Google’s Glass wearable could soon be able to recognize faces of those around the wearer, thanks to a dedicated service for human and object recognition that could be built into third-party apps. The handiwork of Lambda Labs, the special Glass facial recognition API will integrate into software and services using Google’s Mirror API for Glass, crunching shots from the camera and spitting out the identity of people and objects it recognizes. Lambda Labs expects the system to be used for real-world social networking and person-location services, though also warns that it could eventually fall foul of impending privacy regulation.
Lambda’s service has been in operation – though not in Glass-specific form – for some time, and is already used by around 1,000 developers, according to the company. It works by using a pre-existing “album” of known faces or objects, for instance your work colleagues, against which new captures from the camera are compared.

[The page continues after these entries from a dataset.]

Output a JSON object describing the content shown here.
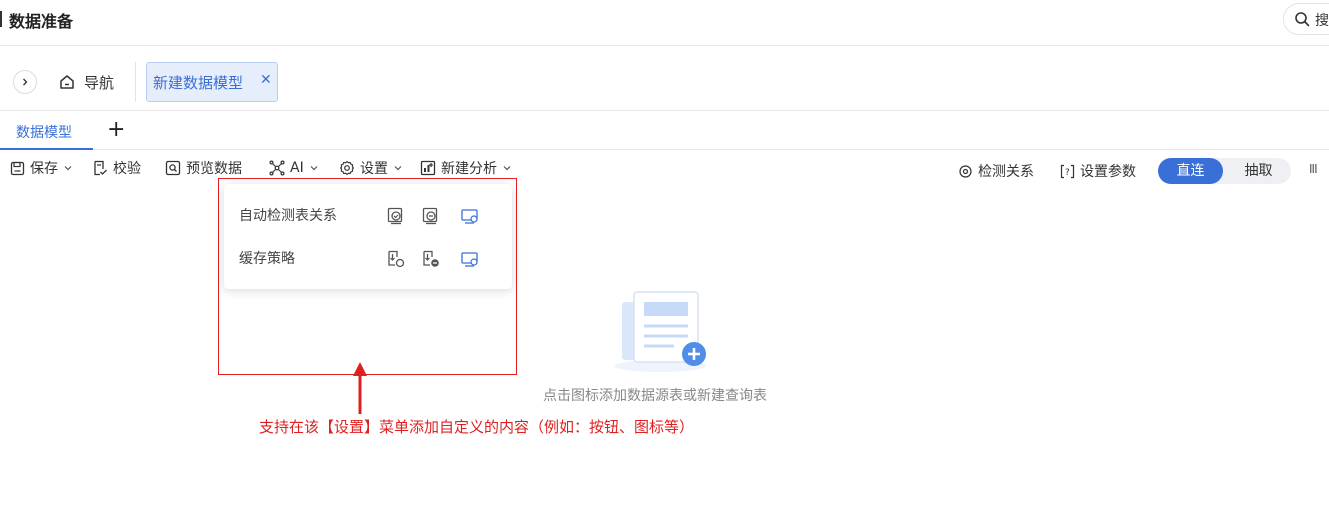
{
  "header": {
    "title": "数据准备",
    "search_text": "搜"
  },
  "tabs": {
    "nav_label": "导航",
    "open_tab_label": "新建数据模型",
    "close_glyph": "✕"
  },
  "model_tabs": {
    "active_label": "数据模型",
    "add_glyph": "+"
  },
  "toolbar": {
    "save_label": "保存",
    "validate_label": "校验",
    "preview_label": "预览数据",
    "ai_label": "AI",
    "settings_label": "设置",
    "new_analysis_label": "新建分析",
    "detect_relations_label": "检测关系",
    "set_params_label": "设置参数",
    "mode_direct": "直连",
    "mode_extract": "抽取",
    "columns_glyph": "III"
  },
  "settings_menu": {
    "rows": [
      {
        "label": "自动检测表关系"
      },
      {
        "label": "缓存策略"
      }
    ]
  },
  "empty_state": {
    "text": "点击图标添加数据源表或新建查询表"
  },
  "annotation": {
    "text": "支持在该【设置】菜单添加自定义的内容（例如：按钮、图标等）"
  },
  "colors": {
    "accent": "#3a6fd8",
    "annotation_red": "#e02020",
    "chip_bg": "#e6eefc"
  }
}
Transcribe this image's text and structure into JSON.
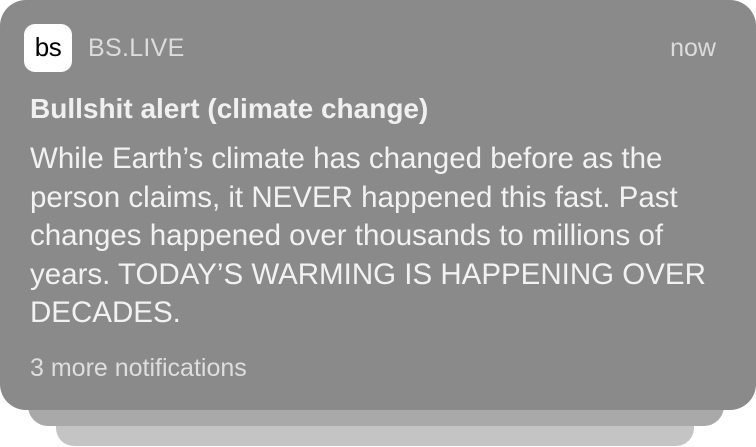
{
  "notification": {
    "app_icon_text": "bs",
    "app_name": "BS.LIVE",
    "timestamp": "now",
    "title": "Bullshit alert (climate change)",
    "body": "While Earth’s climate has changed before as the person claims, it NEVER happened this fast. Past changes happened over thousands to millions of years. TODAY’S WARMING IS HAPPENING OVER DECADES.",
    "more_notifications": "3 more notifications"
  },
  "colors": {
    "card_background": "#8a8a8a",
    "stack_layer_1": "#a9a9a9",
    "stack_layer_2": "#c4c4c4",
    "icon_background": "#ffffff"
  }
}
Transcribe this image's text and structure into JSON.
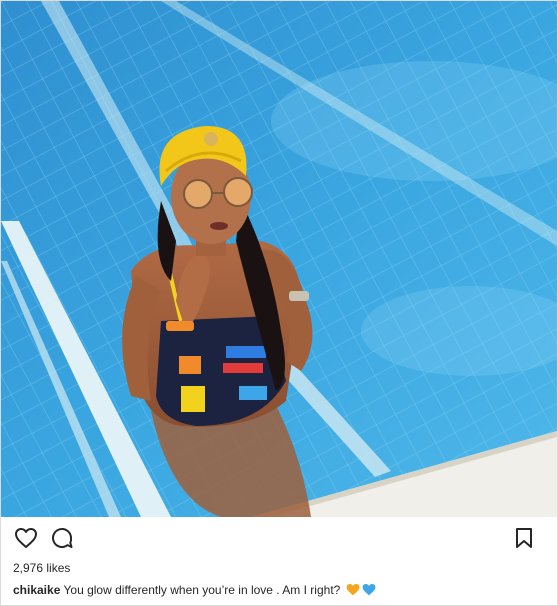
{
  "post": {
    "likes_text": "2,976 likes",
    "caption": {
      "username": "chikaike",
      "text": "You glow differently when you’re in love . Am I right?"
    }
  },
  "icons": {
    "like": "heart-outline-icon",
    "comment": "comment-bubble-icon",
    "save": "bookmark-icon",
    "emoji_1": "yellow-heart-emoji",
    "emoji_2": "blue-heart-emoji"
  },
  "colors": {
    "pool_water": "#3aa6e0",
    "turban": "#f2c71a",
    "text": "#262626",
    "border": "#dbdbdb"
  }
}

What the system can’t do, right now at least, is compare those around you to images not in its own album. So, you couldn’t walk into a room and have Glass flag up those you might be friends with on Google+ based on the publicly-uploaded photos they’ve shared. It’s also not a real-time process: images have to be passed over to Lambda’s engine via the Mirror API, and the results then fed back in the opposite way.
That’s going to involve a delay of around a few seconds, the company told TechCrunch. It’s a similar system to what we saw MedRef for Glass, an app intending to make calling up patient records more straightforward for doctors and hospital staff, use, and indeed Lambda Labs’ API could be integrated server-side for future versions of MedRef or apps like it.
Despite the fact that, even with functionality like this, Glass wearers won’t be able to roam the streets having names and personal details of those around them hovering in the air like SIMS icons, the facial identification system leads Google’s headset into even murkier privacy issues. Earlier this month, a concerned US Congressional committee fired off a list of privacy-related questions to Google CEO Larry Page, demanding reassurance by June 14 that the wearable wouldn’t collect personal data without the consent of non-users, wouldn’t be unduly intrusive in ways smartphones are not currently, and how it might be updated and its functionality extended in future.
Currently, Glass lacks native face-recognition, hence the opening for third-party services like Lambda Labs’ to step in. Google’s own stance has been that it would require “strong privacy protections” be in place before it would consider adding the functionality itself; exactly what protections would be considered sufficiently “safe” for the public is unclear.
Members of Google’s Glass team touched on the potential for privacy infringement during the fireside chat about the wearable at Google I/O earlier this month. Among the factors built in to avoid any misuse of the camera is an SDK-level requirement that the camera be active if the headset is recording, Glass engineer Charles Mendis revealed; there’s also, product director Steve Lee pointed out, “a clear social gesture” involved in triggering that recording, whether it be physically pressing the button on the upper side of the eyepiece, or giving the “OK Glass, take a photo” spoken command.
Nonetheless, it’s a young segment of the industry and the rules are likely to be fluid as the “what we could do” urge for progress bumps up against “what we should do” restraint. Parallel developments in Google+ are leading Glass down the life-logging path, giving room – and the organizational tools – to store every moment that goes on around you, even if the hardware and software aren’t quite set up that way today.